# Disney Mansion behind the scenes



## Sickie Ickie (Jun 20, 2006)

A cool video showing behind the scenes of the Disney Mansion. Dig the cam-system used! Who said we need to be hi-tek?

Also, at the end, dig Donny Osmond and his brothers!


----------



## scream1973 (Dec 23, 2007)

thats pretty cool.. gotta love the hairdoos


----------



## RoxyBlue (Oct 6, 2008)

...and that tongue-in-cheek narration, too!

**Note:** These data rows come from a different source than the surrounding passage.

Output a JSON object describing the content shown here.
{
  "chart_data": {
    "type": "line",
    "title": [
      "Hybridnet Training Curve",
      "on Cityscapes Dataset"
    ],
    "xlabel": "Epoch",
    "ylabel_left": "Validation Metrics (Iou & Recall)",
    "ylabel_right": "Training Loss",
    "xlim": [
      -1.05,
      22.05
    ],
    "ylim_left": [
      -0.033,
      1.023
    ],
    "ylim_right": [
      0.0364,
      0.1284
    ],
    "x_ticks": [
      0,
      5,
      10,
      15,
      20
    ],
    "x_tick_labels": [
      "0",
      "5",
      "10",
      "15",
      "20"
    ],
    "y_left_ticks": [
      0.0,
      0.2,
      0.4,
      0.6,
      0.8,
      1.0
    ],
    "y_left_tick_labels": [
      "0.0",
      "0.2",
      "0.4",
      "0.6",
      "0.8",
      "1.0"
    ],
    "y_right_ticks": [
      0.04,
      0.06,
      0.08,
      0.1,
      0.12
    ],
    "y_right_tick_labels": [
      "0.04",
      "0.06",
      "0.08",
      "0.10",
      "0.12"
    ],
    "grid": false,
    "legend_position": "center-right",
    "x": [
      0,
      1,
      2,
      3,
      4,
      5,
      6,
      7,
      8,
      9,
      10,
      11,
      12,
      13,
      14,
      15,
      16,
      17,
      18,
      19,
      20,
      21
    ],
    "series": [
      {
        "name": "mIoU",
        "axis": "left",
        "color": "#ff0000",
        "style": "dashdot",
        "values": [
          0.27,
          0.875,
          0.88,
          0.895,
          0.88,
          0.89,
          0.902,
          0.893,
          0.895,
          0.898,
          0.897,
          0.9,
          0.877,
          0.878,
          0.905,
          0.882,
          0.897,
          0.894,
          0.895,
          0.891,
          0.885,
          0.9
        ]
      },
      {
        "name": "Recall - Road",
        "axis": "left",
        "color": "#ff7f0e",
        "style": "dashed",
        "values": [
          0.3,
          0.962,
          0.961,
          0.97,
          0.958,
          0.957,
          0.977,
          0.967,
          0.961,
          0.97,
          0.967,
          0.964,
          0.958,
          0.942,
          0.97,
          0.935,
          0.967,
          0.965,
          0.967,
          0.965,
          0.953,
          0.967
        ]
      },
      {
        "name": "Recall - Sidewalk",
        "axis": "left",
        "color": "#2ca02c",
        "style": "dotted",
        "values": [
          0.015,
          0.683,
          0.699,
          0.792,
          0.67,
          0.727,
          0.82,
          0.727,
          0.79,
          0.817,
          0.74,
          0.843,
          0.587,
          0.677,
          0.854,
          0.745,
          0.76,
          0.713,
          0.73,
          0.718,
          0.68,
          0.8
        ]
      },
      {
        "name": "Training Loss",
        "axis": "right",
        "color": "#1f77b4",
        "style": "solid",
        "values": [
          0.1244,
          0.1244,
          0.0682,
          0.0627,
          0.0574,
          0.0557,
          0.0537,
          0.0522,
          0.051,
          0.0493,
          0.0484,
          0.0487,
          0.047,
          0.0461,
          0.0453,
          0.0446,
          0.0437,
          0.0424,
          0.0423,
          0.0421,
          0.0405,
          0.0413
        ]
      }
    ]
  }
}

This is the kind of stuff that had us totally enthralled as kids ('how did they DO that?!?"), and, dated though it may be, is still fun to watch. And who wouldn't love to grow up to be an Imagineer?


----------



## Fiend4Halloween (Aug 28, 2008)

Great vid, thanks for posting.


----------



## Scary Godmother (Oct 13, 2007)

Thanks for posting that one! I was glad to see at the end that I was right in thinking that I was listening to the young Kurt Russell all through that thing. He was and is still one of my favorite actors, right from those young days when all he did was Disney stuff, and he is still just as cute as ever! Can't really say the same for Donny Osmond though, LOL.


----------



## Mr_Chicken (Nov 26, 2008)

Nice. Not many secrets given away there, but some good behind the scenes shots.
Thanks!


----------



## Dr Morbius (Sep 21, 2004)

None of the characters are animated that way anymore. They ditched cams for digital control a long time ago. Interesting though, despite the cheesy script.

Well, I just HAD to post part two...the cheesy script continues!! Isn't this just "wild"?


----------